Tuesday, November 27, 2012

A November Drive


My father and I enjoy going on drives.  Sometimes, we go to familiar places and other times, we try a new direction.  I've had people look at me in puzzlement when I talk about our latest adventure.  It is something that I enjoy and probably take a bit for granted.  It is an easy ride in a car especially with the heater running, comfortable seats, and protected from the wind.  I've often thought about the drive my great grandmother made in a wagon back in 1910 traveling to her new home.

Wedding Picture - December 1908
My great grandparents decided to leave Tennessee upon the encouragement of my great grandfather’s brother, Albert.  There was no land to be had for an inexpensive price in Tennessee and no opportunity for a young couple to start a new life.  So, Pop (David Carl ) Friddle traveled west and found a job working for the railroad and set up a homestead.  Mom (Sophia) Friddle followed a few months later.  It must have been frightening for that 16 year old girl to leave everyone she knew and loved behind and travel clear across the country to a place that was foreign with small child to care for.  Mom Friddle boarded a train probably near Mountain City, TN – possibly Damascus or Abingdon, VA and began her long journey.

I doubt she had much in the way of luggage – only her clothes and that of her son, Jack.  He was only a year old and Mom Friddle was 16.  The train ride took several days while I’m sure she slept in the seat and kept her young son in line.  She arrived in Enterprise, OR on a cold November day.  Mom Friddle still had a two day wagon ride to get to Troy, OR which was where her husband was to meet her.  She stayed at a boarding house that first night, before she began the next part of her trip.  The lady who ran the boarding house must have thought that this girl was ill prepared for the trip.  I’m sure Mom Friddle didn't have a warm coat that was meant for the weather out west, just what she was used to in her Tennessee Mountains.  The woman gave Mom Friddle a coat and heated up rocks to keep around her and her baby’s body as they began their journey to Troy, OR. 
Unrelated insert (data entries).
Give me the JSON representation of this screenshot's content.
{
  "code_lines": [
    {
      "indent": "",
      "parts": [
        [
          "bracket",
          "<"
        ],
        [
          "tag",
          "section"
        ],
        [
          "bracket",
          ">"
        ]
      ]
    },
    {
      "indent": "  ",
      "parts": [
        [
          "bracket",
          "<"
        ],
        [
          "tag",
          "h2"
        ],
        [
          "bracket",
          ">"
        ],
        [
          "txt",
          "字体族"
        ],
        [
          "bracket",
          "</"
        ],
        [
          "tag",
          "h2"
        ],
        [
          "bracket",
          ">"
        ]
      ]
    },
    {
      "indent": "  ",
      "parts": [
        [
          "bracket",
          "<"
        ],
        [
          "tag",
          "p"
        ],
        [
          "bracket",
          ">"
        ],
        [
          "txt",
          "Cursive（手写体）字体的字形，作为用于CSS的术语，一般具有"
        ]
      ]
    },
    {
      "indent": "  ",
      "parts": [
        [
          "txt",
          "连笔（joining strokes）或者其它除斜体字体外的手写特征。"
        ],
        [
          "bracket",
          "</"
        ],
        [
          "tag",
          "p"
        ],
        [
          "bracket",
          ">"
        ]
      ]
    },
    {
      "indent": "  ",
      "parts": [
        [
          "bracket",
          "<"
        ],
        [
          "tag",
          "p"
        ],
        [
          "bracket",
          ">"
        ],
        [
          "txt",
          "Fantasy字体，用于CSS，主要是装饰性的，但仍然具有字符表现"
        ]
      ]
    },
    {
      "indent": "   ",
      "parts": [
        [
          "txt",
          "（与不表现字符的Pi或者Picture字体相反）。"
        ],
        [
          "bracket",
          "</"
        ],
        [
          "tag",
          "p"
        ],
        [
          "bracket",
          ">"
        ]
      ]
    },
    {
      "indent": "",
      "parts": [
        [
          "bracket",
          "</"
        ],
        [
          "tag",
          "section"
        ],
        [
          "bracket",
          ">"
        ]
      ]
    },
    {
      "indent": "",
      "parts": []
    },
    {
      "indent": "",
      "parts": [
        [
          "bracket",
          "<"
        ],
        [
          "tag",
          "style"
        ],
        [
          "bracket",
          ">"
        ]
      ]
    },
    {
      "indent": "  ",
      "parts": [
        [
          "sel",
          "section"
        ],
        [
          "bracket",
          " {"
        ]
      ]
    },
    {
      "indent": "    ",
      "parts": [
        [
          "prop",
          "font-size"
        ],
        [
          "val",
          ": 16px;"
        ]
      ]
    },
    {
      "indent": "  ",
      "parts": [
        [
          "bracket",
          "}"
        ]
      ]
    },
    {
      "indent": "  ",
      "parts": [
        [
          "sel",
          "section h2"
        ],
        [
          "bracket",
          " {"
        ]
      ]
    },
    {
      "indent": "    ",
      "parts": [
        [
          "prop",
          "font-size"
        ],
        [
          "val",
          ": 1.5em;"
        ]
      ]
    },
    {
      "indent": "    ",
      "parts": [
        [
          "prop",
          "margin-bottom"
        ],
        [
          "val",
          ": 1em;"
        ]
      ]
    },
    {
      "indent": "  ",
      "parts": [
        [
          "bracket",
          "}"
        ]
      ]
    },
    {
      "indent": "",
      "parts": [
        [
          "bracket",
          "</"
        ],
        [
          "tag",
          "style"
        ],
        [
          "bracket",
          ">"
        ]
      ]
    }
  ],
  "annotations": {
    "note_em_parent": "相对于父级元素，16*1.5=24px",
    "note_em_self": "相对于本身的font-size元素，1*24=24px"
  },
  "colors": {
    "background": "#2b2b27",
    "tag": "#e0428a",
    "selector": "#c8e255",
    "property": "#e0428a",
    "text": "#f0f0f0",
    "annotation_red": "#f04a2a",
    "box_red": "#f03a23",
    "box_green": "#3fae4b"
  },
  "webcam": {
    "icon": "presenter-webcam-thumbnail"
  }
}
I don’t know all the specifics as the story was related in a letter written by my grandmother telling the story to a relative.  However, Dad and I've made that trip from Enterprise, OR to Troy, OR in a nice warm car on a nice paved road – I’m sure there was nothing nice about that particular trip.  The trip is about 50 miles, so Mom Friddle would have probably traveled about 25 miles each day probably in near freezing temperatures.   She must have been incredibly weary and cold by the time she reached Troy, OR and finally met up with Pop Friddle.  The only relief that she must have felt was that he could take over the driving, because they still had at least another 10 to 15 miles to reach the homestead.  The trip from Troy, OR to Grouse Flats today is a bit of a bear.  It is an extremely steep and winding road that even in a car takes about 10 minutes to go from the bottom to the top.  By that time, it was a matter of reaching their destination on what I’m sure was a bumpy road that probably had already had seen some snow.  When they reached their new home, I’m not sure if Mom Friddle was happy or frightened. 

It was a very simple house that probably wasn't more than a shack.  It probably only had a single room and when the wind blew, the house rattled with it.  It was built a few miles from the nearest water.  Since, Pop Friddle was away during the weekdays working for the railroad, Mom Friddle and Jack would have to walk to get their water every day.  Their nearest neighbor was Pop Friddle’s brother, Albert, who ended up being a mentor to Mom Friddle.  My grandmother used to tell us about Mom Friddle being alone in that shack in the mountains during the winter with the cougars screaming and all other sorts of wildlife right outside the door.  I can’t imagine how isolated she must have felt.  Perhaps Pop Friddle was home often during these first few months, but the experience for that 16 year old girl must have been overwhelming.  She didn’t know how to cook much, make soap or any of the other housewifely skills needed.  Mom Friddle had lived her short life, spoiled by an adoring step grandmother who had taken care of her almost since birth.  Here she was – a young mother and wife who had to learn how to survive because there was no other choice. 
Pop Friddle teaching Mom Friddle how to shoot in the spring of 1911.
When I think of the long wagon ride back on the November day in 1910 – I think about that girl who had no knowledge of the life that was before her.  I wonder at how frightened she might have been, but I suspect that under that fear was the determination and steel of the impressive woman that she became.  When I knew her, she was an old woman with a constant tic probably from Parkinson’s disease.  She had a crutch because of a broken hip….but oh the stories that she could tell.  I wish I had known enough to ask her the details about that long ago trip from Tennessee to Oregon.